Underappreciated Lessons from DeepSeek
Most AI regulation misses the mark because regulators don't consider the real world context in which AI is deployed
According to Bloomberg, Microsoft and OpenAI are investigating whether (and presumably when and how) DeepSeek’s models were trained using ‘distillation from OpenAI’s models, in violation of OpenAI’s terms of service: “Microsoft, an OpenAI technology partner and its largest investor, notified OpenAI of the activity, the people said. Such activity could violate OpenAI’s terms of service or could indicate the group acted to remove OpenAI’s restrictions on how much data they could obtain, the people said.”
There are several implications, which I hope are not missed in a wave of “China bad!” accusations:
Microsoft (as the cloud provider), not OpenAI, noticed the problem. This is a reminder that the focus of AI safety regulators on the model developer misses the point. Much as auto safety is policed on the roads and flight safety at airports and in the air, not at the factory, and crimes such as money laundering and credit card fraud are detected at banks and credit card companies, AI risks and misuse occur during its deployment. Understanding where those risks can be measured and managed is critical. Cloud providers like Amazon, Google and Microsoft, app stores, payment processors, banks, and performance and security providers like Cloudflare are essential venues for exploring how to police AI misuse. This is going to be even more important as we begin to deploy AI agents.

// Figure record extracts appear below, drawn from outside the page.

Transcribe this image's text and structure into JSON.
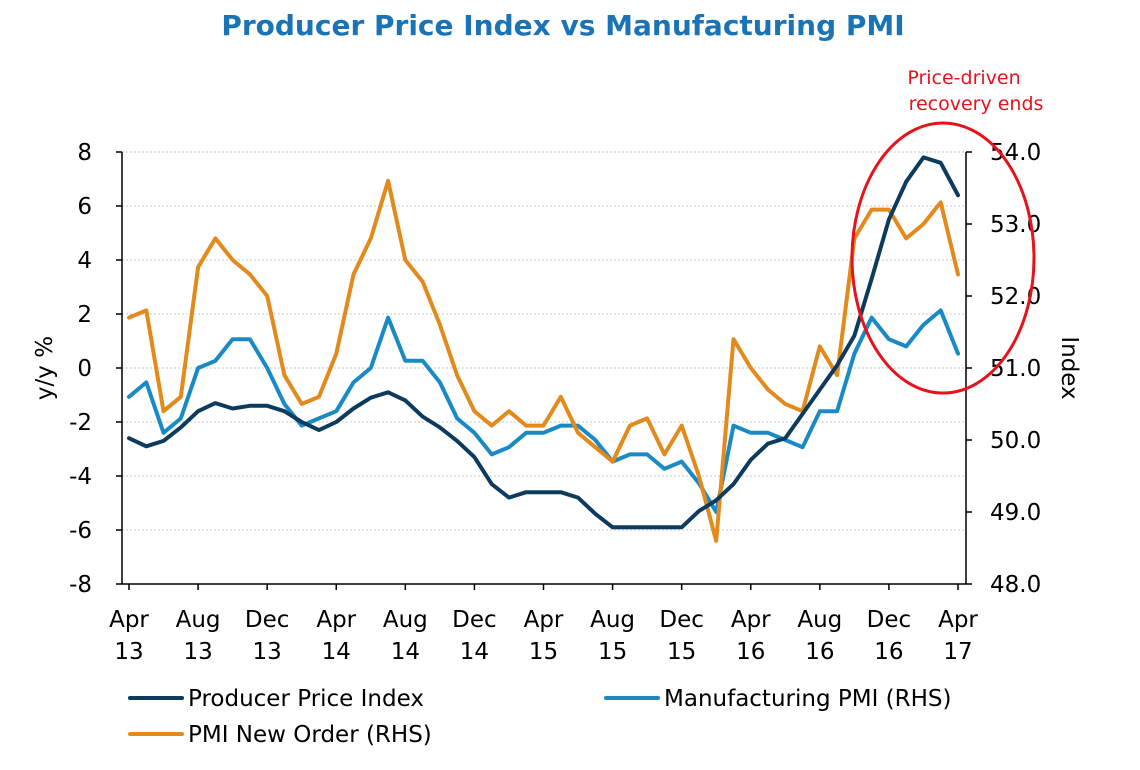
{
  "chart_data": {
    "type": "line",
    "title": "Producer Price Index vs Manufacturing PMI",
    "ylabel": "y/y %",
    "y2label": "Index",
    "ylim": [
      -8,
      8
    ],
    "y2lim": [
      48.0,
      54.0
    ],
    "yticks": [
      "8",
      "6",
      "4",
      "2",
      "0",
      "-2",
      "-4",
      "-6",
      "-8"
    ],
    "y2ticks": [
      "54.0",
      "53.0",
      "52.0",
      "51.0",
      "50.0",
      "49.0",
      "48.0"
    ],
    "xticks": [
      {
        "line1": "Apr",
        "line2": "13"
      },
      {
        "line1": "Aug",
        "line2": "13"
      },
      {
        "line1": "Dec",
        "line2": "13"
      },
      {
        "line1": "Apr",
        "line2": "14"
      },
      {
        "line1": "Aug",
        "line2": "14"
      },
      {
        "line1": "Dec",
        "line2": "14"
      },
      {
        "line1": "Apr",
        "line2": "15"
      },
      {
        "line1": "Aug",
        "line2": "15"
      },
      {
        "line1": "Dec",
        "line2": "15"
      },
      {
        "line1": "Apr",
        "line2": "16"
      },
      {
        "line1": "Aug",
        "line2": "16"
      },
      {
        "line1": "Dec",
        "line2": "16"
      },
      {
        "line1": "Apr",
        "line2": "17"
      }
    ],
    "series": [
      {
        "name": "Producer Price Index",
        "axis": "left",
        "color": "#0d3b5e",
        "values": [
          -2.6,
          -2.9,
          -2.7,
          -2.2,
          -1.6,
          -1.3,
          -1.5,
          -1.4,
          -1.4,
          -1.6,
          -2.0,
          -2.3,
          -2.0,
          -1.5,
          -1.1,
          -0.9,
          -1.2,
          -1.8,
          -2.2,
          -2.7,
          -3.3,
          -4.3,
          -4.8,
          -4.6,
          -4.6,
          -4.6,
          -4.8,
          -5.4,
          -5.9,
          -5.9,
          -5.9,
          -5.9,
          -5.9,
          -5.3,
          -4.9,
          -4.3,
          -3.4,
          -2.8,
          -2.6,
          -1.7,
          -0.8,
          0.1,
          1.2,
          3.3,
          5.5,
          6.9,
          7.8,
          7.6,
          6.4
        ]
      },
      {
        "name": "Manufacturing PMI (RHS)",
        "axis": "right",
        "color": "#1a8ac6",
        "values": [
          50.6,
          50.8,
          50.1,
          50.3,
          51.0,
          51.1,
          51.4,
          51.4,
          51.0,
          50.5,
          50.2,
          50.3,
          50.4,
          50.8,
          51.0,
          51.7,
          51.1,
          51.1,
          50.8,
          50.3,
          50.1,
          49.8,
          49.9,
          50.1,
          50.1,
          50.2,
          50.2,
          50.0,
          49.7,
          49.8,
          49.8,
          49.6,
          49.7,
          49.4,
          49.0,
          50.2,
          50.1,
          50.1,
          50.0,
          49.9,
          50.4,
          50.4,
          51.2,
          51.7,
          51.4,
          51.3,
          51.6,
          51.8,
          51.2
        ]
      },
      {
        "name": "PMI New Order (RHS)",
        "axis": "right",
        "color": "#e38a1c",
        "values": [
          51.7,
          51.8,
          50.4,
          50.6,
          52.4,
          52.8,
          52.5,
          52.3,
          52.0,
          50.9,
          50.5,
          50.6,
          51.2,
          52.3,
          52.8,
          53.6,
          52.5,
          52.2,
          51.6,
          50.9,
          50.4,
          50.2,
          50.4,
          50.2,
          50.2,
          50.6,
          50.1,
          49.9,
          49.7,
          50.2,
          50.3,
          49.8,
          50.2,
          49.5,
          48.6,
          51.4,
          51.0,
          50.7,
          50.5,
          50.4,
          51.3,
          50.9,
          52.8,
          53.2,
          53.2,
          52.8,
          53.0,
          53.3,
          52.3
        ]
      }
    ],
    "legend": [
      "Producer Price Index",
      "Manufacturing PMI (RHS)",
      "PMI New Order (RHS)"
    ],
    "annotation": {
      "line1": "Price-driven",
      "line2": "recovery ends",
      "color": "#e8121b"
    }
  }
}
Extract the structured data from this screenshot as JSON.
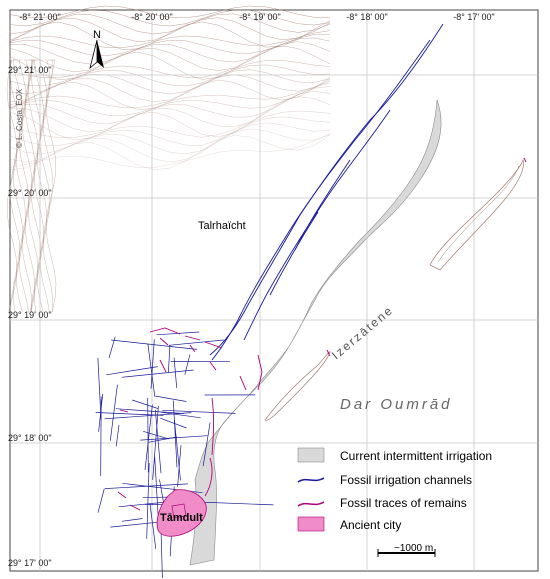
{
  "map": {
    "longitude_labels": [
      "-8° 21' 00\"",
      "-8° 20' 00\"",
      "-8° 19' 00\"",
      "-8° 18' 00\"",
      "-8° 17' 00\""
    ],
    "latitude_labels": [
      "29° 21' 00\"",
      "29° 20' 00\"",
      "29° 19' 00\"",
      "29° 18' 00\"",
      "29° 17' 00\""
    ],
    "north_label": "N",
    "credit": "© L. Costa, EOX",
    "places": {
      "talrhaicht": "Talrhaïcht",
      "tamdult": "Tāmdult",
      "izerzatene": "Izerzātene",
      "dar_oumrad": "Dar Oumrād"
    },
    "scale_bar_label": "~1000 m",
    "legend": [
      {
        "label": "Current intermittent irrigation",
        "symbol": "grey-patch",
        "color": "#d9d9d9"
      },
      {
        "label": "Fossil irrigation channels",
        "symbol": "blue-line",
        "color": "#1a1a9a"
      },
      {
        "label": "Fossil traces of remains",
        "symbol": "magenta-line",
        "color": "#b0007a"
      },
      {
        "label": "Ancient city",
        "symbol": "pink-patch",
        "color": "#f08cc8"
      }
    ],
    "colors": {
      "contour": "#a0786a",
      "irrigation_fill": "#d9d9d9",
      "channels": "#1a1a9a",
      "remains": "#b0007a",
      "city_fill": "#f08cc8",
      "grid": "#c8c8c8"
    }
  }
}
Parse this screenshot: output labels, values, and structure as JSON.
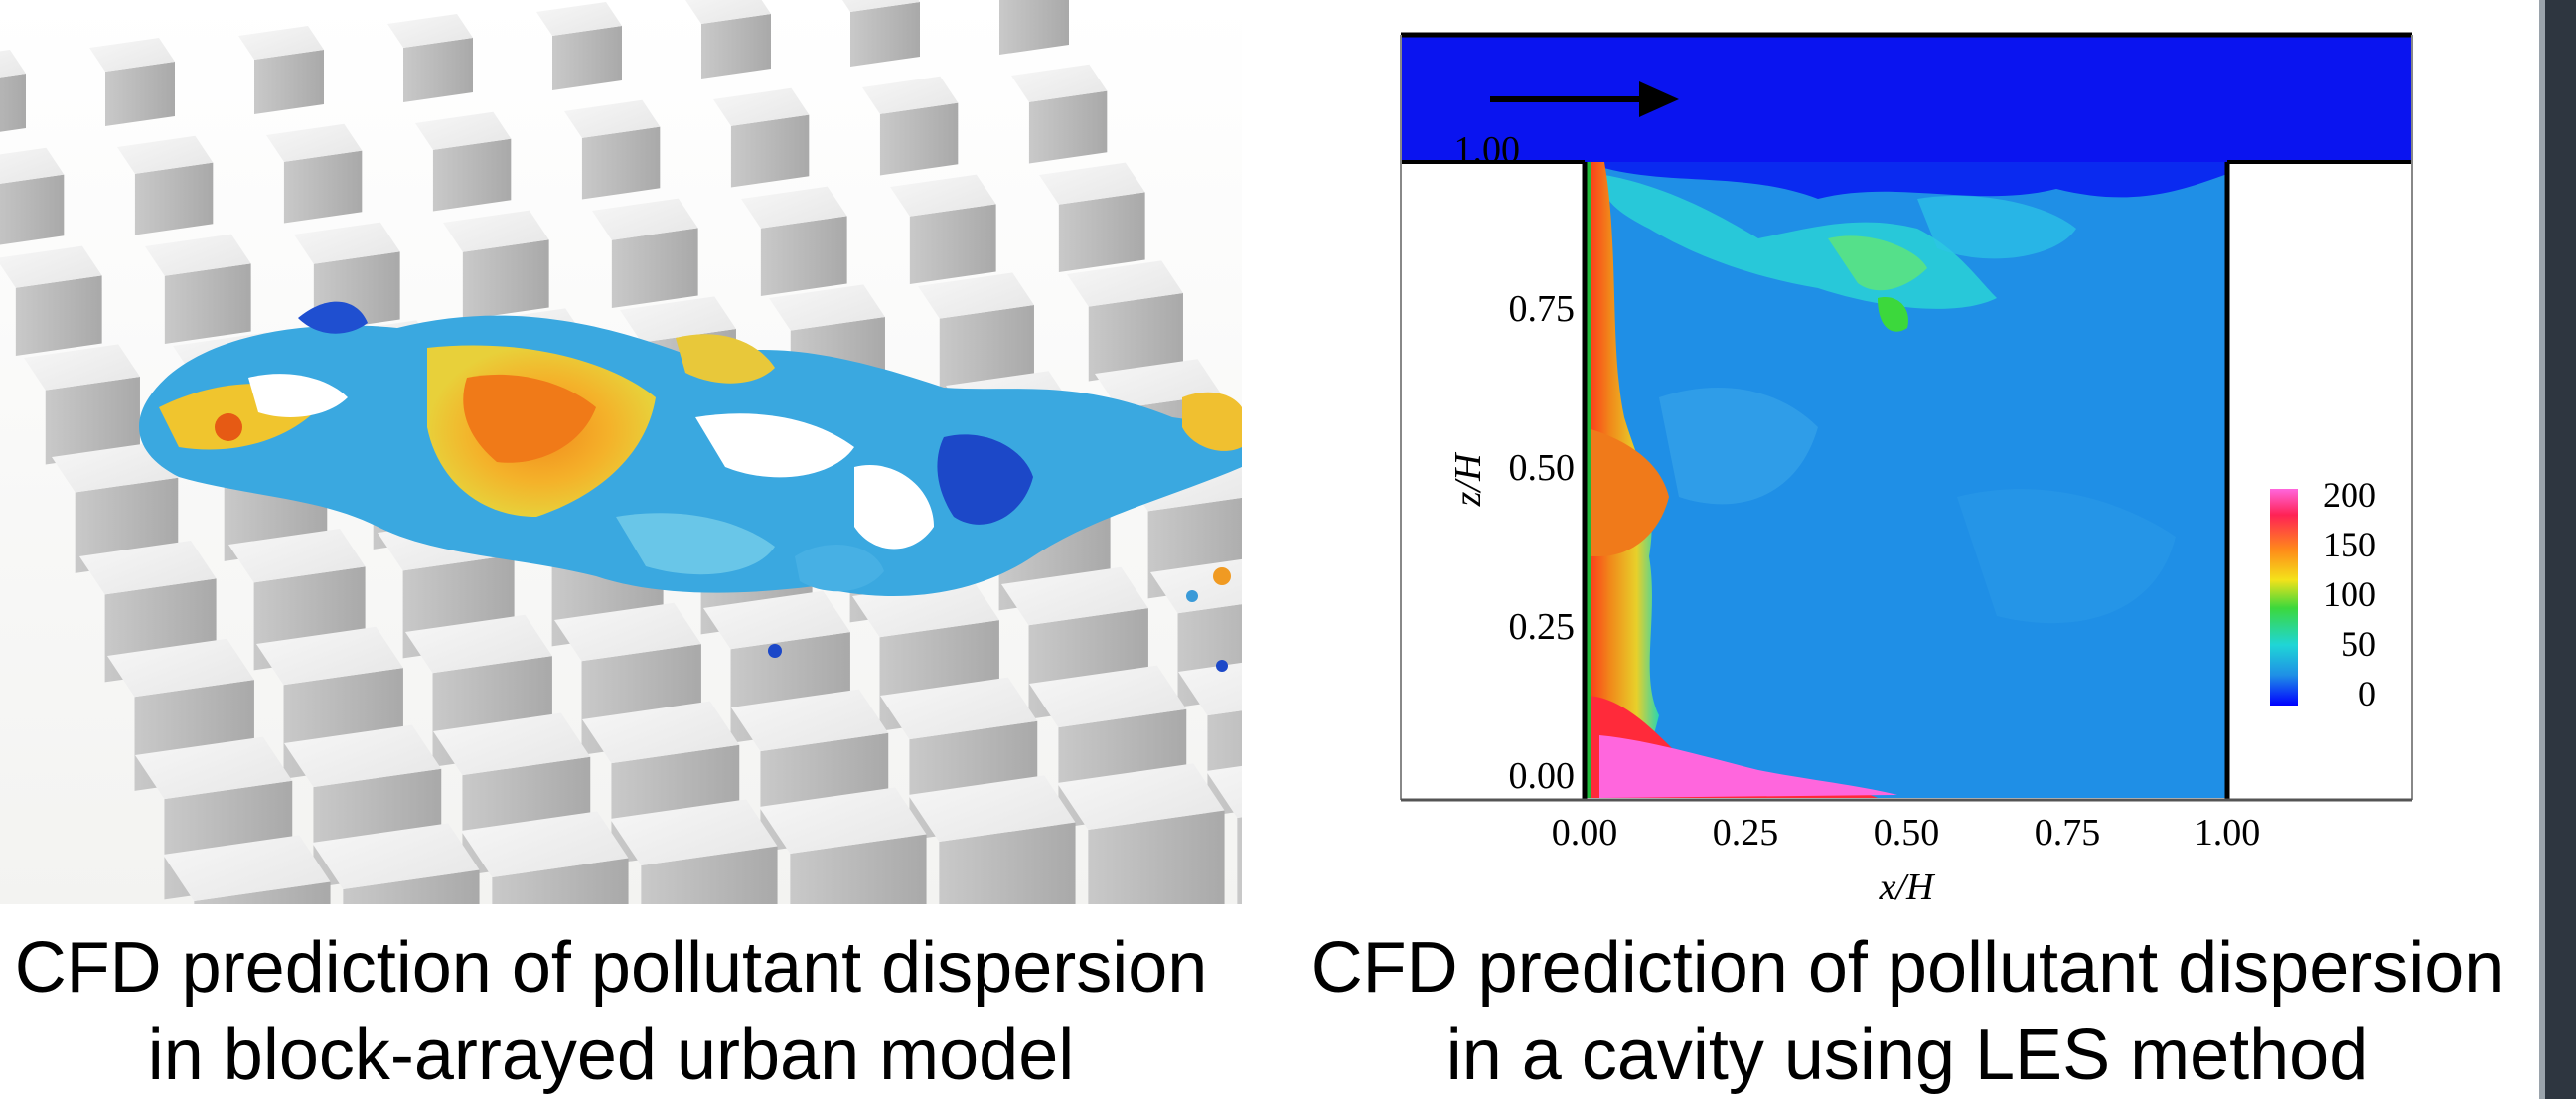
{
  "left_figure": {
    "caption_line1": "CFD prediction of pollutant dispersion",
    "caption_line2": "in block-arrayed urban model"
  },
  "right_figure": {
    "caption_line1": "CFD prediction of pollutant dispersion",
    "caption_line2": "in a cavity using LES method",
    "x_axis_label": "x/H",
    "y_axis_label": "z/H",
    "x_ticks": [
      "0.00",
      "0.25",
      "0.50",
      "0.75",
      "1.00"
    ],
    "y_ticks": [
      "0.00",
      "0.25",
      "0.50",
      "0.75",
      "1.00"
    ],
    "colorbar_ticks": [
      "200",
      "150",
      "100",
      "50",
      "0"
    ],
    "colors": {
      "freestream": "#0a14f0",
      "cavity_base": "#1f8fe6",
      "colorbar_top": "#ff66dd",
      "colorbar_bottom": "#0000ff"
    }
  }
}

AI auditing needs to go beyond red teaming of models and instead look at what, in financial auditing, is called adequacy of controls. The COSO framework, which addresses controls, was last updated in 2013. It covers three categories: operations, reporting, and compliance. “Operations Objectives – related to the effectiveness and efficiency of the entity’s operations, including operational and financial performance goals, and safeguarding assets against loss” are what are relevant here [italics mine]. There may be some real value in thinking through how a standard like this needs to be updated for AI auditing, and for auditing of digital services in general.
There is a large amount of irony in OpenAI’s complaint, given that all large language models in the US have also been accused of IP theft and violations of terms of service, including ignoring robots.txt, paywalls, and other attempts to prohibit access by crawlers. We have seen some evidence, yet to be published, that there is already an ecosystem of crawlers exfiltrating data from publishers and reselling it to AI companies, providing them with deniability that they themselves are avoiding the attempts by publishers to protect their data.
There is an obvious solution, which ties into our focus here on disclosures: establish the norm that AI developers disclose the data sources that their models and applications were pre-trained and trained on. This doesn’t mean that they have to disclose them publicly, but they could, for example, be required to disclose them to certified software auditing systems that could attest to their compliance with copyright, terms of service, and so on. There is some precedent for this in the auditing systems like Fossology, Black Duck, and Snyk that companies use to understand the licensing terms of source code that they may obtain and reuse in the systems they build. There are companies like Cinder that appear to be doing some of this for AI, but their services may be more targeted at compliance with terms of service during access to the user-facing apps rather than monitoring API usage.
We mention norms rather than requirements, because they allow the market rather than regulators to decide what information needs to be provided to participants. Much as audited financials are required only for public companies, but it is a norm that banks want to see them for loans and investors for capital investments, it could be the norm for companies to provide information about their data sources; those who failed to do so might be judged more critically by the market because they carried additional risk. This would create a more efficient and competitive AI market.
You can make the same point about publishing model weights. The benefits of more open innovation are obvious. Shortly after the publication of the model weights for DeepSeek, there were already hundreds of derivative models available on Hugging Face:
6. Maybe OpenAI and Microsoft’s financial incentives allowed the leak to happen. Bytedance had its access suspended by OpenAI for doing much the same thing mid-2024. The failure to block DeepSeek therefore implies that no new controls — or none that were effective — were put in place to prevent this behavior. But why? One reason could be that the financial incentives were just not there to prevent it – why limit usage of your model if you’re making a ton of (much needed) money from it? And serious money. With the Bytedance infraction: ”TikTok, for instance, was paying nearly $20 million per month to buy OpenAI’s models through Microsoft as of March [2024], according to someone who saw internal financial documents about it. That was close to 25% of the total revenue Microsoft was generating from the business.”
Maybe OpenAI took a calculated risk to allow model distillation, trading off profit against the possibility of enabling competitors. This might have seemed like a safe bet, assuming that any new model would adopt a similar subscription model, and would be sold through the same channels. The risk was instead that the distilled model is given away for free! Open weights and all. And no one seems to have anticipated that its cost for inference would be so low or that a late entrant could become so popular.
Matt Levine archly suggests, without making any accusations, that a hedge fund creating an AI model might well have had a completely different set of economic incentives than either OpenAI or Microsoft. That’s competition for you.